New VC funds looking to health tech for opportunities

Two of the state’s newest venture capital funds are looking for big opportunities in health care technology.

The Wisconsin Technology Council recently hosted a panel discussion spotlighting these funds. Panelists included George Arida, managing director for 30Ventures, based at University Research Park in Madison; and Mike Rodgers, who heads Advocate Aurora Health’s new venture, InvestMKE.

At yesterday’s event, Tech Council President Tom Still pointed out that Wisconsin’s investment landscape is dominated by health care and information technology. According to the council’s recently released Wisconsin Portfolio, nearly 80 percent of all dollars invested in the state last year went into these two categories.

30Ventures closed on its first deal in May, and currently has a pipeline of about a dozen “high-priority deals” targeted for upcoming investment, Arida said. He said 30Ventures will invest largely in series A and B rounds, and is focused on promising ideas in medical diagnostics, instruments and devices, as well as industrial water and chemistry applications.

Arida is looking to raise $15 million for the fund, according to a document recently filed with the Securities and Exchange Commission. Arida noted 30Ventures will be making investments between $250,000 and $1 million.

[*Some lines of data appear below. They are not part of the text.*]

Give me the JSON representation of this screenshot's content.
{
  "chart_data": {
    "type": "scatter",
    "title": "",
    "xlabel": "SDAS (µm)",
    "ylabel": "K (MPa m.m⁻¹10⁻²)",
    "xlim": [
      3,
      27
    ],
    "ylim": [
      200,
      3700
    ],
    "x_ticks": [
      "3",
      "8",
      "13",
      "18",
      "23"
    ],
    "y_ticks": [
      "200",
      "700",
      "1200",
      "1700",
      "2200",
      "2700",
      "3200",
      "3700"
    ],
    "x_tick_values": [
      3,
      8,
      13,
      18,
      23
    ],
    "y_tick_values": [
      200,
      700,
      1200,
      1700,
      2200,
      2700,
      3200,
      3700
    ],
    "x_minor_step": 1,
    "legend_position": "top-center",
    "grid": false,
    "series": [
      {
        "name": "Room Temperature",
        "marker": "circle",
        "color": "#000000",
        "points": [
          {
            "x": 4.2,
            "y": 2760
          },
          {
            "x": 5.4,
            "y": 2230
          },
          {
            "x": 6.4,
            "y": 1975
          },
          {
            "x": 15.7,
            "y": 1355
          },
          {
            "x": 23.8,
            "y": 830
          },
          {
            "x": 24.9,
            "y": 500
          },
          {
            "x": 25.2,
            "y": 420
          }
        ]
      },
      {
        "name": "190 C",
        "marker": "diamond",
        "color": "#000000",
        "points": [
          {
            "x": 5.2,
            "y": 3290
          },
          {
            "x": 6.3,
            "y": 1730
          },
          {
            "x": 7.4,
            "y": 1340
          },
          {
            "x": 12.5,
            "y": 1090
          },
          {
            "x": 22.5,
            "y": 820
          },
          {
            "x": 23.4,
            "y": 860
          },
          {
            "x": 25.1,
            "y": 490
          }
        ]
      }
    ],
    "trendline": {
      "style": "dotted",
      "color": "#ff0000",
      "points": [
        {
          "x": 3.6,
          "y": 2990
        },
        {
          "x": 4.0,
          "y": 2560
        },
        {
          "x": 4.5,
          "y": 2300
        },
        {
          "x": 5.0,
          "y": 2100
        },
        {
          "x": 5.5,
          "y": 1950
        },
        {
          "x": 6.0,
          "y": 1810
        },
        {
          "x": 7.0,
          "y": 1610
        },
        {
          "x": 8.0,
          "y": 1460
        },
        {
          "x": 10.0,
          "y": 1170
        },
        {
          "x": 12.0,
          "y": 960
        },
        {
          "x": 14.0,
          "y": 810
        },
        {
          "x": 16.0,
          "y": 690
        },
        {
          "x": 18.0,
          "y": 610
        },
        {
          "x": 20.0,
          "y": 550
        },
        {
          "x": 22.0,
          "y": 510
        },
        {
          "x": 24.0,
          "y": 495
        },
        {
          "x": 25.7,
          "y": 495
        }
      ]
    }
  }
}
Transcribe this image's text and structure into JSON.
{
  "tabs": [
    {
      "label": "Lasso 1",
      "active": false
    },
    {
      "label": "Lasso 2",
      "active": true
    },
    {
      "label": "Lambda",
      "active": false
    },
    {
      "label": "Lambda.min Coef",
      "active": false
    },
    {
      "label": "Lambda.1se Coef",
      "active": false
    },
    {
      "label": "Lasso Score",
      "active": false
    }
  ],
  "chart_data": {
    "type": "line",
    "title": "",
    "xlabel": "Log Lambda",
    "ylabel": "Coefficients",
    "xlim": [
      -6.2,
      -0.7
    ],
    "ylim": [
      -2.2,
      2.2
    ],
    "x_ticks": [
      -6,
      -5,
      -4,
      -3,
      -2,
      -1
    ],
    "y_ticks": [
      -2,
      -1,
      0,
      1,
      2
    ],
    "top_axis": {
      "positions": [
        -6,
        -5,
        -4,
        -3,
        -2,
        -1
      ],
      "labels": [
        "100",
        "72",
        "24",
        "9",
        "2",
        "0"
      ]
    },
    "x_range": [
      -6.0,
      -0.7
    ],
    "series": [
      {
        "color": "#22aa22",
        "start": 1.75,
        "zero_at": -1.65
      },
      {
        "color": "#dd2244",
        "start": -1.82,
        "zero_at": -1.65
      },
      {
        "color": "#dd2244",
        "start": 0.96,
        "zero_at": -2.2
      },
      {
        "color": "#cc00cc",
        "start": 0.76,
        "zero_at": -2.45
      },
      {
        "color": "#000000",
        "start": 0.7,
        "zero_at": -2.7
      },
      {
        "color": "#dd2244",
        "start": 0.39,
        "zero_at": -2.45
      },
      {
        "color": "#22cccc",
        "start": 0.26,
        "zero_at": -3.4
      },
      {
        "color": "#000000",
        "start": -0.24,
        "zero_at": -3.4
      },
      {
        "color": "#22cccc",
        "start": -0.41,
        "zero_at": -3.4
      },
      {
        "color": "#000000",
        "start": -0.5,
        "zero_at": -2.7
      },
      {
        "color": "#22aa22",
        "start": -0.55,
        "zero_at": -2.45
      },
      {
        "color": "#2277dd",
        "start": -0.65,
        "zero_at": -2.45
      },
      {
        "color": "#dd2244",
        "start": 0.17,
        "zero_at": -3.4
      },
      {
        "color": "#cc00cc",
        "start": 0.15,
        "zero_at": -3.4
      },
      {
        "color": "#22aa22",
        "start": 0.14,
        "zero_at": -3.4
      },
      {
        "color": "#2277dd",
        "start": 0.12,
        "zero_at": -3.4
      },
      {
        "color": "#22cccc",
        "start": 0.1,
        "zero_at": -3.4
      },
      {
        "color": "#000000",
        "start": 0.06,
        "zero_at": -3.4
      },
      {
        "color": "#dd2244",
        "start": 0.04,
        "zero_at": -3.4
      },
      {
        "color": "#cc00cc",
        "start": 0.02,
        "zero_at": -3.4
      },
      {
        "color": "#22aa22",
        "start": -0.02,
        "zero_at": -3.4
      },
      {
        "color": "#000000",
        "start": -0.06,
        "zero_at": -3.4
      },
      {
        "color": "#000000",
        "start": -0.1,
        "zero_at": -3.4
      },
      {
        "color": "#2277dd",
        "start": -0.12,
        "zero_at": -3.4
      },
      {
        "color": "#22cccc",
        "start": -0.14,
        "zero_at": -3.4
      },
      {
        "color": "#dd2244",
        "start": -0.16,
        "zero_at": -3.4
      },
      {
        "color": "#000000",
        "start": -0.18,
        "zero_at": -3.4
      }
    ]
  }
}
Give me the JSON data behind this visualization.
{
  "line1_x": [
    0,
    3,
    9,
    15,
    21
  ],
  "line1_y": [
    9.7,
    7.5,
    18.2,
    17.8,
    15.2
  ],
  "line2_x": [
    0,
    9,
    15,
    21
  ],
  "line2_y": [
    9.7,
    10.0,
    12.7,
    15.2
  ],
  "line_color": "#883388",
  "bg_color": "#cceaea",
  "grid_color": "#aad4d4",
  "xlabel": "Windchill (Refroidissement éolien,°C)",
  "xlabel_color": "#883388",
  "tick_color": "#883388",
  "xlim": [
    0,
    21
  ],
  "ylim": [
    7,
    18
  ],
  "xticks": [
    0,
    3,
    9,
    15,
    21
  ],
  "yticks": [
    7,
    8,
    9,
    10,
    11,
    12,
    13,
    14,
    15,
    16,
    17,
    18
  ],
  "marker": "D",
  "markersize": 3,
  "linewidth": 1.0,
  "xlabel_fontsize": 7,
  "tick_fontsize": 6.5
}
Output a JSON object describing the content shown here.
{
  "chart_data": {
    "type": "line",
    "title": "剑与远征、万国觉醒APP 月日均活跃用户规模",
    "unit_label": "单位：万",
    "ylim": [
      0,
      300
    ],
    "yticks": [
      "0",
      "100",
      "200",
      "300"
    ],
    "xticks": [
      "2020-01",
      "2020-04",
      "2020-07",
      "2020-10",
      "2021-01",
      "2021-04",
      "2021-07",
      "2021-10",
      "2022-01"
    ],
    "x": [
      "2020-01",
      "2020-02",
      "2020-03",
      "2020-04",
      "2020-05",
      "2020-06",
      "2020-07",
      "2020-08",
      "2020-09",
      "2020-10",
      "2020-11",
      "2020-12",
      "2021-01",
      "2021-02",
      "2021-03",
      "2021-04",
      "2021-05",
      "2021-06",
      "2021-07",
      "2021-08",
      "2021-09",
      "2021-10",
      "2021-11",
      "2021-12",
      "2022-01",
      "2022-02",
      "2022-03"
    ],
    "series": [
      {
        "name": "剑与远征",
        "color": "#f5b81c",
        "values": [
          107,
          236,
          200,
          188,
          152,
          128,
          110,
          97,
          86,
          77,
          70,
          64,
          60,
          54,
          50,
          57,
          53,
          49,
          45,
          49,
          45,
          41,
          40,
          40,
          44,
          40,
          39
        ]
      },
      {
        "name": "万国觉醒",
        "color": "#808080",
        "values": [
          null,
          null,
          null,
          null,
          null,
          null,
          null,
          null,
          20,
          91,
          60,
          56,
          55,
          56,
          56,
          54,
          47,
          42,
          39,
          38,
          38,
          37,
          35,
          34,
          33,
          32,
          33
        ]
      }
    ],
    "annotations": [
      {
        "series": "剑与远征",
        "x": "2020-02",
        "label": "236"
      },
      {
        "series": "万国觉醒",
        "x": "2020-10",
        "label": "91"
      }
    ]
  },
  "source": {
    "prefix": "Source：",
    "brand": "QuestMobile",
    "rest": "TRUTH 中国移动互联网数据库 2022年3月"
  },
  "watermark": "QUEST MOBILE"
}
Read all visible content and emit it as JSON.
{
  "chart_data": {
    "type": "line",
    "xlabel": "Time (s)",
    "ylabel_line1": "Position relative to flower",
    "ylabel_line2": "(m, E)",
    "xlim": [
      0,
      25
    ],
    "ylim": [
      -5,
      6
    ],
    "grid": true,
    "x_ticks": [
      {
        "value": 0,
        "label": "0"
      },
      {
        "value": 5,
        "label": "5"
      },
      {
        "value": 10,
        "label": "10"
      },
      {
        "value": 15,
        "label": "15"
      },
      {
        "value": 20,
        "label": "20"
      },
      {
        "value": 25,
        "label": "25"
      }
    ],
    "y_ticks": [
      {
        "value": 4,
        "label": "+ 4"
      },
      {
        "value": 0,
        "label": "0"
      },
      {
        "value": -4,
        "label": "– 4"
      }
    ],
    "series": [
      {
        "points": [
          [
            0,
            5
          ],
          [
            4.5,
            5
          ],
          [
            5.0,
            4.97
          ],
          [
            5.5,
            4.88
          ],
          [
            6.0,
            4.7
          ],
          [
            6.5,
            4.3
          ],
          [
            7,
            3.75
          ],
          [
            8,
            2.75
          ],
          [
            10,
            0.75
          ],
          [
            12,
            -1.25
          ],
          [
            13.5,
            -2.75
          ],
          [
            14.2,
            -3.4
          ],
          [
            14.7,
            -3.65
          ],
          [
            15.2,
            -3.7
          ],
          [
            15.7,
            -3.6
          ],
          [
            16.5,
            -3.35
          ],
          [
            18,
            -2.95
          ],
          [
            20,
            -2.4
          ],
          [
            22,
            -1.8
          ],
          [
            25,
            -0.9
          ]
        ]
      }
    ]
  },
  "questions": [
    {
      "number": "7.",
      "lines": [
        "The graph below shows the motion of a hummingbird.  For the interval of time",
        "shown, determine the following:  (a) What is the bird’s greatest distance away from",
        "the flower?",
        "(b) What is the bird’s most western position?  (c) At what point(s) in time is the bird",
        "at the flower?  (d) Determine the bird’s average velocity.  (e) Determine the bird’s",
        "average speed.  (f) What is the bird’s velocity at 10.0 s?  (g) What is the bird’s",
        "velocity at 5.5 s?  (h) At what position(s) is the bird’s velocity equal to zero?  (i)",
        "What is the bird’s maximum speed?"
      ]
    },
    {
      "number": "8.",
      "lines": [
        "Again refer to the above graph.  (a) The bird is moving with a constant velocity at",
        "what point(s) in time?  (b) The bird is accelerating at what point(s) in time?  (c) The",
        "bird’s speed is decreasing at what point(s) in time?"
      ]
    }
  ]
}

Invest MKE is slightly smaller, with about $5 million to put into startups over the next five years, and co-invests alongside another Milwaukee fund called Cream City. The fund can make investments of up to $1 million, Rodgers said.

“InvestMKE is really looking for opportunities to bring startups closer to the source of the problems,” Rodgers said, adding the fund is more likely to make seed or series A investments. “We’re looking for digital health companies that are interested in co-locating with us in our facilities.”

It’s no secret that Madison is a focal point both for development and investment in medical technology and biotech. But, Arida points out, “there are really some interesting things going on in Milwaukee as well.”

That first deal for 30Ventures was with a Milwaukee company called TAI Diagnostics. And two of the next four deals the fund is considering are also in Milwaukee.

In the sectors of diagnostics, tools and medtech, Arida notes there’s been a nine-fold increase in early stage seed deals over the past decade or so in the Midwest region. That’s been accompanied by a two-fold increase in series A, B and C follow-on deals, he says.

“It really occurred to us that there’s been such robust angel and incubator and accelerator activity,” he said. “The angel groups are much more organized, and really doing deals that are very financible… very different than when I came here 18 years ago.”

While 30Ventures is looking across the Midwest for investment options, InvestMKE will be working to develop ideas internally.

“The idea is that we’re actually creating new health ventures ourselves and investing in them,” Rodgers said. He adds the fund is most interested in entrepreneurs working in digital health, artificial intelligence and big data.  

Because InvestMKE is part of the greater Advocate Aurora Health system, funded startups will benefit from the system’s network of physicians and other real-world users of medical devices and technology, Rodgers said.

“We will give you access directly to the problems, and give you the live feedback within minutes or hours, so we can actually produce something that the consumer wants, physician wants, and obviously the investor payback that we need,” he said.

Arida says the deal flow in health care diagnostics and tools is “really strong,” and argues these industries are more open to adoption than others, like water technology.

“We’re looking for things that can meaningfully impact health care at a clinical level, and in order to do that, things have to be used and adopted,” Arida said. “You really have to dig into the health care economics and understand reimbursement… It’s really about lowering costs and improving quality of care simultaneously — not just the latter without the former.”